Much more could be said on the remedies front about this case, including the lack of a stay pending appeal and the question of the role of the declaratory judgment. But this post is overlong. I’ll close with this point–this is a deeply broken system. Amid this pandemic that has killed hundreds of thousands of Americans, not to mention millions around the world, there are strong disagreements about the best policy at any particular point in time. These decisions inevitably entail not only scientific judgments but also political judgments about tradeoffs and cost, all of which should be subject to Bayesian updating. There are strong disagreements about who is the constitutionally right actor to make these policies in various settings (ie, the national government or the states). There’s plenty of room for disagreement on the policy questions and the institutional questions. And it can be the duty of federal courts, in deciding the cases before them, to decide whether an agency has outrun its authorization to make these decisions (as the court decided in this case). But it is a deeply broken system when the action and inaction of the various federal actors–House, Senate, President, agency reporting to the President–can be immediately swept aside by a single district court judge who chooses a remedy that is not only for the plaintiffs but for everyone.

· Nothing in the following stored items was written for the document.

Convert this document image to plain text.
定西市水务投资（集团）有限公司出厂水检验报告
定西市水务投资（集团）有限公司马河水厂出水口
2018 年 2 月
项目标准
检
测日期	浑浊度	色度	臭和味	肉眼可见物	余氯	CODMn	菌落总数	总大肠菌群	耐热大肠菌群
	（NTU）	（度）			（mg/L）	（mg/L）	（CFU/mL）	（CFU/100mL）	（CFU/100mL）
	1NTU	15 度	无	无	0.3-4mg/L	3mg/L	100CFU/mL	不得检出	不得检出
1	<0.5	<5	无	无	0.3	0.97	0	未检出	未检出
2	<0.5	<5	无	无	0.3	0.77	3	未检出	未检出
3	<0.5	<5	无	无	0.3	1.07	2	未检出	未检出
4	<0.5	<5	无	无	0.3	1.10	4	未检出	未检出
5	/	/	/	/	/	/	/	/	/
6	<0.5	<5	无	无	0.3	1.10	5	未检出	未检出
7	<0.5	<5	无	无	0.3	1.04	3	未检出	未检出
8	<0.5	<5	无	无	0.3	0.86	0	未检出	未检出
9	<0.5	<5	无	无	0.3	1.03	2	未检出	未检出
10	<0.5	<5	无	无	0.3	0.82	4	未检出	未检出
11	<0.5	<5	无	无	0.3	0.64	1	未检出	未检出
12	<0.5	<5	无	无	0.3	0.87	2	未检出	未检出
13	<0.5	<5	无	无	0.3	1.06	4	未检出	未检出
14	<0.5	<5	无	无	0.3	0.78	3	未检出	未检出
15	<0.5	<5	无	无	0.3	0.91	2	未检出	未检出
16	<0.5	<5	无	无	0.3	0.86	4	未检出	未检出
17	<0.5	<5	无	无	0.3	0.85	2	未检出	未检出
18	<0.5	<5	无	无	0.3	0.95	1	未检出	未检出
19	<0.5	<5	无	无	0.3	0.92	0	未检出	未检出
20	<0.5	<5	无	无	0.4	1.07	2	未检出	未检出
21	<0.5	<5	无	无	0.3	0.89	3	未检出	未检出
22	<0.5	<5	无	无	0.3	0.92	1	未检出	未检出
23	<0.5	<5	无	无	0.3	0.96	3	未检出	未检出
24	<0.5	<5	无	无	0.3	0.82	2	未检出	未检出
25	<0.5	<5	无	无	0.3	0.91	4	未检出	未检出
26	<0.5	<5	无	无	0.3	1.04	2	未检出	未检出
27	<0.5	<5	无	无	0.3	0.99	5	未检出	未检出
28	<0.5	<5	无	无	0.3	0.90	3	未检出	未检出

This isn’t the way it worked for most of our history. None of the Founders could have imagined this. Brutus, the Antifederalist critic of federal judicial power, was apoplectic when he thought about the federal courts having equity jurisdiction–can you imagine what he would have said if he thought this was even a possibility? Nor is this the way it worked when the APA was enacted. It doesn’t have to be this way.
But it will stay this way if conservatives object to “nationwide” remedies only against Republican presidents, and liberals object to them only against Democratic presidents. Selective outrage and what-about-ism on the other side’s inconsistency is a recipe for continued stalemate. If you object to these remedies on the principle, stick to your principle, no matter who is President and no matter what you think of the merits.